Cumhurbaşkanı Gül, bir başka basın mensubunun “İsrail’in Türk gemisine saldırısı, iç siyaset malzemesi yapıldı. İki muhalefet partisi de konuyu gündeme getirdi. Devletin zirvesindeki kişi olarak siyasi partilere bir tavsiyeniz var mı?” sorusunu da; “Cumhurbaşkanı olarak tavsiyem şudur: Kimse bunları ne şekilde olursa olsun iç siyaset malzemesi yapmasın. Bunlar ulusal meselelerdir. Bunlar, Türkiye Cumhuriyeti vatandaşı olan herkesin hep beraber sahiplenmesi ve hep beraber aynı çizgide gitmesi gereken konulardır. Bunlar polemik haline gelirse acısı daha çok hissedilir. Bir kere siyasi polemik haline gelirse insan girdiği sokaktan çıkamaz. Bu işe başlarsak o sokaktan kimse çıkamaz. O nedenle diğer konularda yeteri kadar karşılıklı polemik konusu var. Böyle bir konuda polemik yapılmamalı. Böyle bir konuda siyaset hiç yapılmamalı” şeklinde cevapladı.
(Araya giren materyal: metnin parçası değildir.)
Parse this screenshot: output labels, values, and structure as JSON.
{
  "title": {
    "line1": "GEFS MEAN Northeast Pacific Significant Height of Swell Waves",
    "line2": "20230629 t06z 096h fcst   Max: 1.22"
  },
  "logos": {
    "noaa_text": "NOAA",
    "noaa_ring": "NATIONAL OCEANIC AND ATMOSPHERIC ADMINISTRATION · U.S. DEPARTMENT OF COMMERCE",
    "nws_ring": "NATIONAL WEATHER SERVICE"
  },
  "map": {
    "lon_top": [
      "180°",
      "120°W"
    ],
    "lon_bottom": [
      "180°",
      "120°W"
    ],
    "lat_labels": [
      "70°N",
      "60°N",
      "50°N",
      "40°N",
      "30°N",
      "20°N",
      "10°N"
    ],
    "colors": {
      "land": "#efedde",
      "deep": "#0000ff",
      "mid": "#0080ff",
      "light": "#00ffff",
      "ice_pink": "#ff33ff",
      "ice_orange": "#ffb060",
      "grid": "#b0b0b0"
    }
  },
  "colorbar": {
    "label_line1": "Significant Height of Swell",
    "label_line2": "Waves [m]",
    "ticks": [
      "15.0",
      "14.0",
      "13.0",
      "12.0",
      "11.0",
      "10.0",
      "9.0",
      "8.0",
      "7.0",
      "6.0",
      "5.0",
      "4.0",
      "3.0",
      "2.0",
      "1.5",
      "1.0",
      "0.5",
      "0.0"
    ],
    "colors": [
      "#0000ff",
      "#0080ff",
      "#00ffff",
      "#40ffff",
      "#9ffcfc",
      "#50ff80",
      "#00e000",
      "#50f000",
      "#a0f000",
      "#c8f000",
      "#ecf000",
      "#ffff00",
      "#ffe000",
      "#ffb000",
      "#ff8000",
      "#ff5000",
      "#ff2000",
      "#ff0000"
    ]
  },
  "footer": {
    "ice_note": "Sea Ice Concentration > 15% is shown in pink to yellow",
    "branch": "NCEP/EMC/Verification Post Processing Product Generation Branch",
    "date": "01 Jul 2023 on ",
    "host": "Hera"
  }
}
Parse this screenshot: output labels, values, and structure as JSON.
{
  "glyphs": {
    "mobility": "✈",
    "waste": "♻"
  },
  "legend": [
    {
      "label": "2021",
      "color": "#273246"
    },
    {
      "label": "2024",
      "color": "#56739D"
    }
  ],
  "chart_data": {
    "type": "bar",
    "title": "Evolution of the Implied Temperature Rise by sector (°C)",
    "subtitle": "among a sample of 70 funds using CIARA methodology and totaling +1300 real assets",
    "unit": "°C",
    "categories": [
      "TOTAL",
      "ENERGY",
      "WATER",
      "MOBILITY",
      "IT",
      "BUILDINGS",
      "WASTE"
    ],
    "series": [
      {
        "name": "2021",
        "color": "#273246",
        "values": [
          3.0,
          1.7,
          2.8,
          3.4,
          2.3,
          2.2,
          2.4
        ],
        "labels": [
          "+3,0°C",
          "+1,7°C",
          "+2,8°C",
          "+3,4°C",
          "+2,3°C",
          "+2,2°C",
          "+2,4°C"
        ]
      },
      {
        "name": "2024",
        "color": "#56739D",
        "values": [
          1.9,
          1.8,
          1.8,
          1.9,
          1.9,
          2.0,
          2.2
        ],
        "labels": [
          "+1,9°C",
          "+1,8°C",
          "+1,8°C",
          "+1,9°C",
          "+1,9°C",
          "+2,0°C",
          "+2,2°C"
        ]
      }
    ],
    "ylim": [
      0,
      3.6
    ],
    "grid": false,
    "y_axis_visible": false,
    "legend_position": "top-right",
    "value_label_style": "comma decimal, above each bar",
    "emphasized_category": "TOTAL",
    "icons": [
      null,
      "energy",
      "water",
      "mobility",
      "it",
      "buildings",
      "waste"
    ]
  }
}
“Batılı bazı gazetelerde ‘Türkiye’de yer alan ve İsrail’e İran’ı gözetleme şansı veren kurumlar kapatılabilir’ şeklinde haberler yer aldı. Bu konuda ne düşünüyorsunuz?” sorusu üzerine Cumhurbaşkanı Gül, Türkiye’nin uluslararası konularda her şeyi tartarak doğru karar verdiğini, Türkiye’de böyle bir şeyin söz konusu olmadığını, bunların abartma konular olduğunu söyledi. İran’ın, Türkiye’nin komşusu olduğunu anımsatan Gül, “Düşmanca tavır söz konusu olmamıştır ve bundan sonra da olmaz” dedi.

“ASYA’NIN DÜNYADAKİ AĞIRLIĞI GİDEREK ARTMAKTADIR”

Cumhurbaşkanı Gül, “Dünyada güç dengelerinin Batı’dan Doğu’ya doğru kaydığı görülüyor. AGİT gibi örgütlerin öneminin de artacağı görülüyor. Bu konuda ne düşünüyorsunuz?” sorusuna, şu cevabı verdi: “Bu toplantıya katılıma bakarsanız, çok sayıda katılım oldu. Çok sayıda devlet başkanı geldi. Bu örgütün üyeleri Asya’nın en önemli üyeleri ve dikkati çeken başka bir nokta da birbirleriyle problemi olan ülkeler de bu örgütün üyesi. Pakistan, Hindistan, İran, İsrail ve diğer Arap ülkeleri. Dolayısıyla birçok ülke burada. Giderek bu örgüt ağırlık kazanıyor. 10-20-30 yıllık projeksiyonlar yaptığımızda Asya’nın dünyadaki ağırlığı ekonomik olarak da siyasi olarak da giderek artmaktadır. Bu görünen bir şey, herkesin gördüğü bir şey.”